On an afternoon in early February, Bill Self stood outside the Kansas locker room and began to explain the easiest way to coach Frank Mason, his stoic and stone-faced starting point guard.
There are players that respond to positive reinforcement, players that require constant communication, and players that thrive in silence, left alone to self-correct.
Then there is a Mason, the 5-foot-11 sophomore who requires a more abrasive type of communication.
“He’s ridiculously stubborn,” Self says.
To properly motivate Mason, Self says, he simply must tell him that he cannot do something. If Mason isn’t attacking the basket with enough aggressiveness, for instance, Self will tell his point guard that there is no way he can beat his man off the dribble. If Self believes Mason is slacking on defense, he needs only to issue a direct challenge.
“All you got to do is say, ‘You can’t stop him,’” Self says.
It’s likely, then, that a similar directive will be issued on Saturday afternoon, when No. 8 Kansas plays host to Texas at 4 p.m. at Allen Fieldhouse. Mason will be tasked with guarding Texas point guard Isaiah Taylor, a lightning quick lead guard who leads the Longhorns in points and assists. The formula for handling Texas usually begins with containing Taylor’s penetration. So Self will likely tell Mason that he can’t.
“It’s easy to coach Frank,” Self says.
In a Big 12 season that has been defined by point guards — think Iowa State’s Monte Morris, West Virginia’s Juwan Staten and Baylor’s Kenny Chery — Mason has been a revelation, leading the Jayhawks to the brink of an 11th straight conference title. The Jayhawks, 22-6 and 11-4 in the Big 12, sit just two home victories away from clinching a share of the championship, and of all the players on a deep roster, Mason’s performance at point guard has perhaps been the most invaluable. Entering Saturday, Mason is averaging 12.1 points and 4.3 assists per game. He also plays a team-high 33.1 minutes per game, a load that is compounded by his duties as a primary ball-hander and secondary scorer.
Mason says his body feels good, that the extra minutes haven’t taken a toll, and here’s where it’s impossible to tell if Mason is being honest or just being stubborn. In a 70-63 loss at Kansas State on Monday, Mason finished with just four points while shooting one of eight from the floor. It was his lowest offensive output of the season. It was not, Mason says, a sign that his workload is slowing him down.
“I feel pretty good,” Mason says.
For the moment, Self believes Mason is still capable of more. Perhaps this is partially coach-speak — why put limitations on any player? But Self was also a believer in Mason’s ability before the rest of the Big 12 caught on. One year ago, Mason averaged just 16.2 minutes per game while playing behind then starting point guard Naadir Tharpe. In hindsight, Self says, Mason probably was capable of more. But as a freshman playing behind a junior, he deferred too much.

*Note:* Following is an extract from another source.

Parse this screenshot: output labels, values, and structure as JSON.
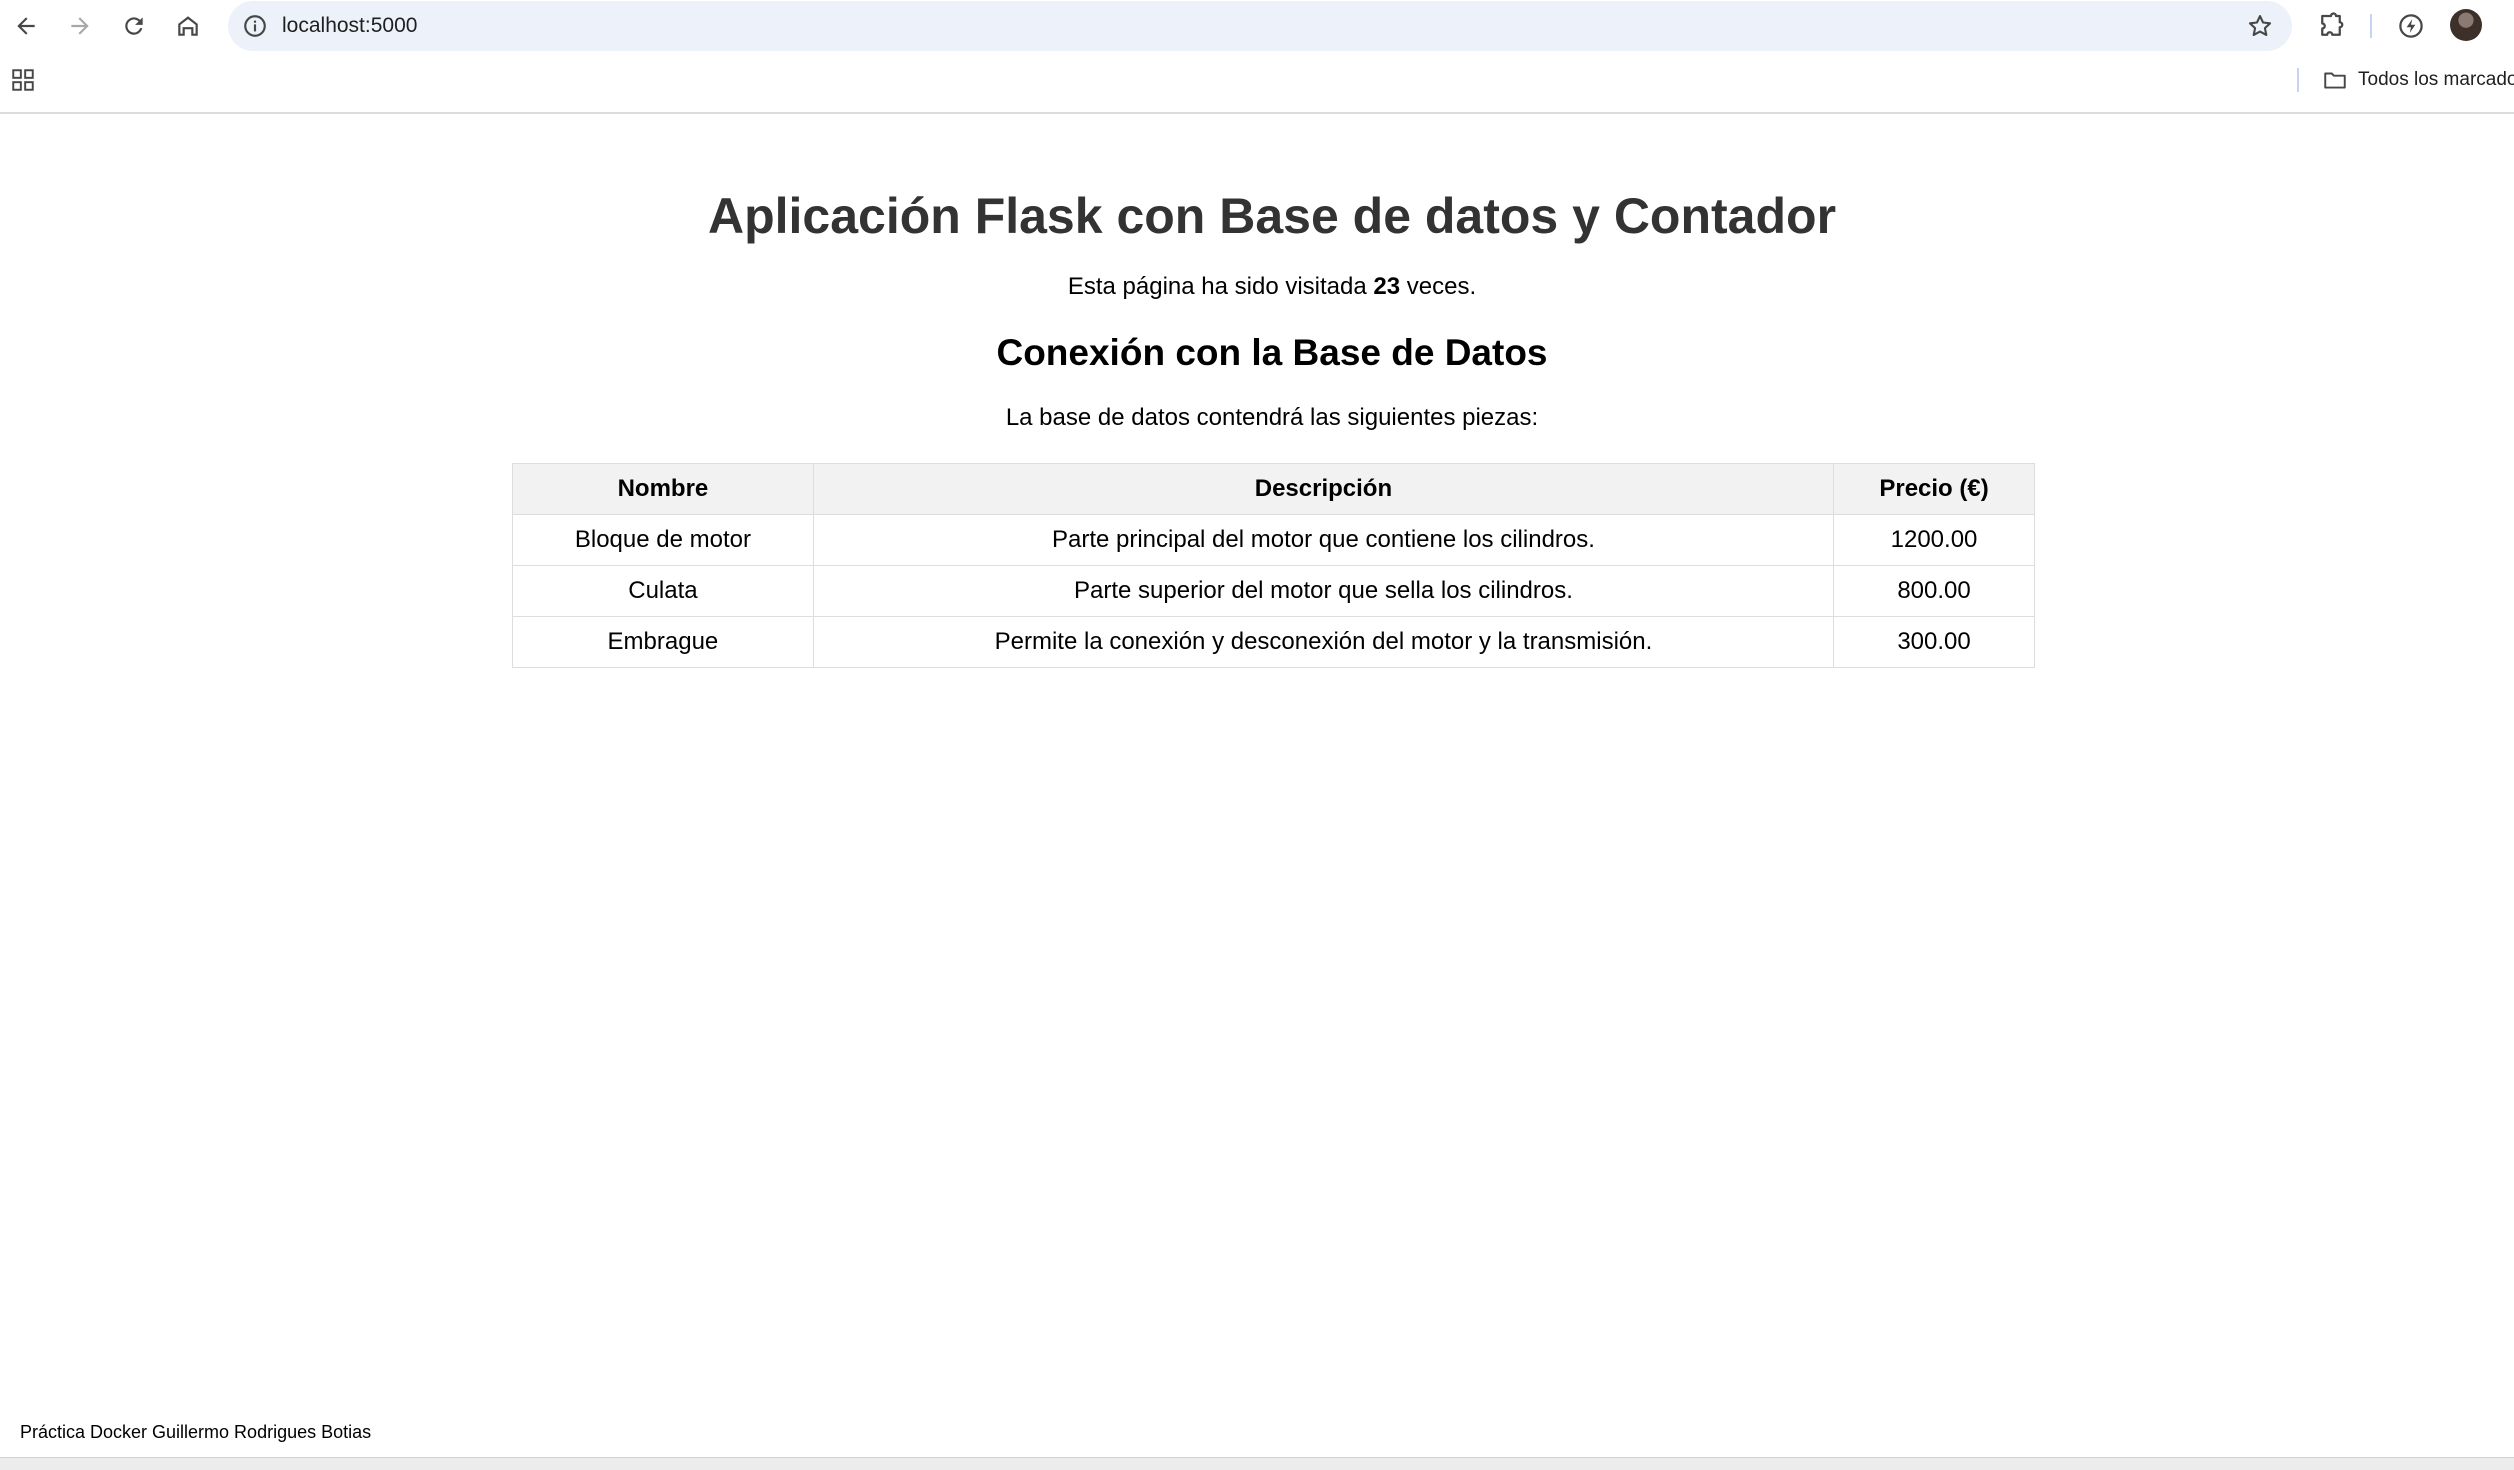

“I think a lot of it was he just wanted to fit in,” Self says. “I think Naadir led everybody to believe it was his team, and (Frank) just wanted to fit in. I think if Frank were to do it all over, he would have handled last year differently. Not because he was bad at all, but I think he was a little overwhelmed and he was just OK being a piece (of the team).
“But I think if he could go back and re-do it again, he would have said: ‘Forget being a piece, I want to be the guy.’”
This year, Mason has stepped into that role. His minutes have increased, but Mason says he’s put more emphasis on taking care of his body. He’s tried to get more sleep, to eat better, and replenish his body with the right fluids after workouts. If he needs guidance on keeping his body fresh, Mason will usually go to strength and conditioning coach Andrea Hudy.
“I think he’s better than what he’s played,” Self says. “As good as he’s played, I think he can impact more possessions and get more assists and score more points.”
Some of this goes back to personality. On the court, Mason is a stoic, displaying a facial expression that could be described as monkish, and rarely offering any sort of visible emotion. Off the court, he is mostly the same. During one practice in November, Mason shuffled through a scrimmage with body language that most would describe as nonchalant.
“Mason, is that all you got?” Self yelled.
As Mason sprinted back down court, his speed picked up, but his facial expression remained a blank canvas.
For the moment, Self would like to see more emotion from his point guard. And as March approaches, there are signs that Mason is making incremental progress in this area. Well, there are small clues, anyway. On Thursday afternoon, Mason sat inside Allen Fieldhouse and talked about his next challenge — guarding Texas’ Taylor on Saturday.
“I have to get emotional with him early,” Mason said.
As Mason spoke, his voice remained monotone, his face rather stoic. He was speaking about playing with more emotion, but perhaps that emotion could wait until the game.
“I wish he’d let his personality show a little more,” Self says. “That’s how he is all the time. When he’s happy, he’s stone-faced, and when he’s down, he’s stone-faced.”